Inside Higher Ed - Thu, 11/15/2018 - 01:00

A wide-ranging investigation into the administrative practices of a Texas community college found that the institution improperly changed students' grades and did not have a policy for doing so.

The Texas Higher Education Coordinating Board, or THECB, released a report of the findings of its investigation of Coastal Bend College earlier this week. The report also outlined how the college failed to properly administer a state nursing grant program.

Officials at the college are disputing parts of the report, although they wouldn’t go into detail about which parts they believe are wrong.

“The Coastal Bend College Board of Trustees will review the results of THECB report at its upcoming board meeting and CBC administration will then consider further comment,” Bernie Saenz, director of marketing and public relations for the college, said in an email. “CBC administration will say that it believes the report contains inaccuracies. We will also note that the report makes no findings of illegality or fraud.”

Saenz said college administrators take the report seriously and are working to improve Coastal Bend's processes and procedures.

The investigation found that 275 grade changes were made for 124 students on nursing exams administered in the fall semester last year. The grade changes occurred 45 days after the end of the semester.

Of those grade changes:

  • More than half, or 139, were not signed off by a faculty member, which was required by the grade change form.
  • Thirty-one were not processed and, as result, do not appear on students’ transcripts.
  • Sixteen grade-change forms did not explain the reasoning for the change.
  • Eight were changed from a failing to passing grade, including three for which forms did not include a faculty signature.
  • Seven grade change forms could not be "tested" because a completed transcript wasn’t available.

Another 21 grade changes occurred earlier this year in the spring semester; eight of them had an incorrect letter grade and moved the student from failing to passing.

Kelly Carper Polden, a spokeswoman for the higher education coordinating board, said in an email that the board has not yet determined the effect the grade changes had on student outcomes, such as graduation.

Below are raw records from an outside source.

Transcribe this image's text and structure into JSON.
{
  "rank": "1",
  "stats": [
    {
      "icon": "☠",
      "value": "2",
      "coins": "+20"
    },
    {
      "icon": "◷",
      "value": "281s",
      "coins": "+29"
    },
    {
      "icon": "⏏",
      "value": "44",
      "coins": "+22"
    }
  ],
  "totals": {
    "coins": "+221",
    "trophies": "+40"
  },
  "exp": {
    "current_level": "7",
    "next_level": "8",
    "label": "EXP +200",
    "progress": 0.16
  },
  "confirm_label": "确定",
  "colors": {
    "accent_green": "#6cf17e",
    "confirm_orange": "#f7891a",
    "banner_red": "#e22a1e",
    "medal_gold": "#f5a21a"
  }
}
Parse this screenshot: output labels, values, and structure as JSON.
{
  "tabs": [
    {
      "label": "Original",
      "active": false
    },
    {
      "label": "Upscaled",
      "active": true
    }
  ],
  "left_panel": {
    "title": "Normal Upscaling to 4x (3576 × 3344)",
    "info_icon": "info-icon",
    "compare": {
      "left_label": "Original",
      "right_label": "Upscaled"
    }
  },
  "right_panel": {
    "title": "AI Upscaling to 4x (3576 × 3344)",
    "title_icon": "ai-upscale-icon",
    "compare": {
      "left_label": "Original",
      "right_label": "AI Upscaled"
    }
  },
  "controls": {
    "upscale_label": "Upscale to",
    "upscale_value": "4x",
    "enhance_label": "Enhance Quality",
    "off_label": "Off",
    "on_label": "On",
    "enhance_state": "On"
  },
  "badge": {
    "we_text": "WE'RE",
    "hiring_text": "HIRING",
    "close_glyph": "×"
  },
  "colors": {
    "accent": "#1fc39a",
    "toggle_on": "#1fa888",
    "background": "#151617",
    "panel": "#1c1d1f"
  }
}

The investigation also found that the college didn’t comply with the requirements of a state nursing grant. The college is being asked to refund $260,287 to THECB.

“Weak controls over both grant administration and grade changes indicate weak institutional integrity and could result in numerous impacts including accreditation issues,” according to the report.

The college is accredited by the Southern Association of Colleges and Schools Commission. The institution's next reaffirmation is in 2024.

THECB launched the investigation after Matilda Saenz, a former interim vice president of instruction and economic development at Coastal Bend, accused administrators of committing fraud by changing the grades of nursing students without faculty consent. She was fired in August after initially making the allegations and reporting to board members a climate of intimidation at the college.

The investigation found that some administrators, staff, faculty and students failed to meet with investigators out of fear of retaliation.

“A common theme communicated to the auditors by these individuals was that staff felt intimidated and threatened by the possible loss of their job if they were found to have been providing information or otherwise cooperating with the auditors,” according to the report.

Representatives from the Texas Community College Teaching Association could not be reached for comment.

THECB will discuss the report and any follow-up steps during the next board meeting in January, Polden said.